For example, if research participants in the group reduced the number of cigarettes smoked in a day from 40 to 38, all things being equal, given a large enough sample size, this would likely be a statistically significant result. However, few participants would consider this a meaningful change. A 2-cigarette-a-day reduction wouldn’t likely save them enough money to care or affect their health appreciably. A 2-cigarette-a-day reduction is simply not clinically significant. Clinical significance has been defined in various ways, but one popular way is the extent to which the intervention takes someone who is an undesirable category (smoker, sick, depressed) and places them in a desirable category (nonsmoker, healthy, non-depressed) – substantive change in quality of life.

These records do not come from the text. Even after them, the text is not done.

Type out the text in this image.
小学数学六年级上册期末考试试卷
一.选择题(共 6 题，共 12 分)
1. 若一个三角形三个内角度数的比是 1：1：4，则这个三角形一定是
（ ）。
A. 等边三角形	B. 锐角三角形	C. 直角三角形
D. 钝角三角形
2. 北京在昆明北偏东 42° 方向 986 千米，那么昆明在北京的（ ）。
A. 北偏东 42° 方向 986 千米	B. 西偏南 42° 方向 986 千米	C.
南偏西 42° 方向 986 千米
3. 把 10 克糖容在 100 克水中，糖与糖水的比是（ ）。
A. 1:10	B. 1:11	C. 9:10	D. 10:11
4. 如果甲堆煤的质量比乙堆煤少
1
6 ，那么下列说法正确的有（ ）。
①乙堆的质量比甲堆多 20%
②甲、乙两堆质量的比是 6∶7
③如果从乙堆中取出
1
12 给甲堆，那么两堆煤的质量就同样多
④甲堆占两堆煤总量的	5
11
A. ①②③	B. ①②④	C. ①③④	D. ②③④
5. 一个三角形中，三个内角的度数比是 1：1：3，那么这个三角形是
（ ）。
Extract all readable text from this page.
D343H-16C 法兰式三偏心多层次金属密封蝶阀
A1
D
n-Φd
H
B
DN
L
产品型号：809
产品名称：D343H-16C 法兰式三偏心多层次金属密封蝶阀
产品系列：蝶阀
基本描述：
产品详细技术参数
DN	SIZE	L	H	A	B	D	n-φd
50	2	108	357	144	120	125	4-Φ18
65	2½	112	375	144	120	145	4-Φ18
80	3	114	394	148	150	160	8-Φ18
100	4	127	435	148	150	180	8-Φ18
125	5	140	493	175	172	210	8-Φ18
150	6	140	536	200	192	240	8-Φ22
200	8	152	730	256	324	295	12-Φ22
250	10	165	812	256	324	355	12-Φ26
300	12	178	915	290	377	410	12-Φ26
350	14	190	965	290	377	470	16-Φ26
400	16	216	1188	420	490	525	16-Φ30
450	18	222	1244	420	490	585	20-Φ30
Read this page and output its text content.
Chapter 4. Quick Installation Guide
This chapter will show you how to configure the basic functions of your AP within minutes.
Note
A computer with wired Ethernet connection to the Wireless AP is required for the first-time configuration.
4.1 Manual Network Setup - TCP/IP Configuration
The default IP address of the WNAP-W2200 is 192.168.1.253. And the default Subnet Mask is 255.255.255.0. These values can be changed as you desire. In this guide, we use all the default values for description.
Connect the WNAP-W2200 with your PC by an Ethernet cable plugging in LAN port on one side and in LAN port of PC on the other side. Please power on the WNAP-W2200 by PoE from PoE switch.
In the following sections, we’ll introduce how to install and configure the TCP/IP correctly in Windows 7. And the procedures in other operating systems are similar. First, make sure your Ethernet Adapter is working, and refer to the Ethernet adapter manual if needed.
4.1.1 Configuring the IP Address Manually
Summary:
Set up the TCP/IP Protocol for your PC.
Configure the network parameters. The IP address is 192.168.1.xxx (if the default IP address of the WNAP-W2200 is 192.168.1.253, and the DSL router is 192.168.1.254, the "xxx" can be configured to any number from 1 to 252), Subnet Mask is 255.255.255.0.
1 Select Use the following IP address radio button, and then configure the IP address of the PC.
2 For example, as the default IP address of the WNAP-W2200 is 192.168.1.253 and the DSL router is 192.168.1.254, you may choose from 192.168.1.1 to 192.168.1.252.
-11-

The Task Force did not take clinical significance into account when developing their empirically supported list. Hence, although the intervention effects on their list are likely to produce some kind of effect, we don’t know if those effects were trivial or at all meaningful.

Efficacy Versus Effectiveness

The criteria by which the Task Force deemed an intervention evidence-based pertain to efficacy not effectiveness. Efficacy, for the Task Force, refers to the extent to which an intervention is beneficial for clients while effectiveness, as used here, refers to the extent to which an efficacious treatment can be exported from research to community or private practice settings. Although the Task Force acknowledges this weakness, one does not know whether or not the interventions on the list are generalizable to other contexts (e.g., everyday clinical practice), above and beyond highly controlled research settings. Some interventions might prove too technical, costly or too labor intensive to employ.

Participant Characteristics: Heterogeneity Versus Homogeneity

Criterion IV states that participant characteristics must be explicitly stated. By and large, the studies on the EBP list employed the Diagnostic and Statistical Manual of Mental Disorders criteria for selecting participants. In many cases, participants presenting with co-morbid issues were excluded. For example, people presenting with substance abuse problems and/or mental retardation in addition to, say, anxiety and/or depression did not participate in the research. This, of course, makes sense as this exclusionary process increases internal validity. However, public clients presenting with co-morbid problems in clinical settings are more often the rule than the exception, and, as such, many studies are simply irrelevant as clinicians seldom see such ‘pure’ cases walk through the door. Clinicians require protocols to help them serve people with co-morbid problems.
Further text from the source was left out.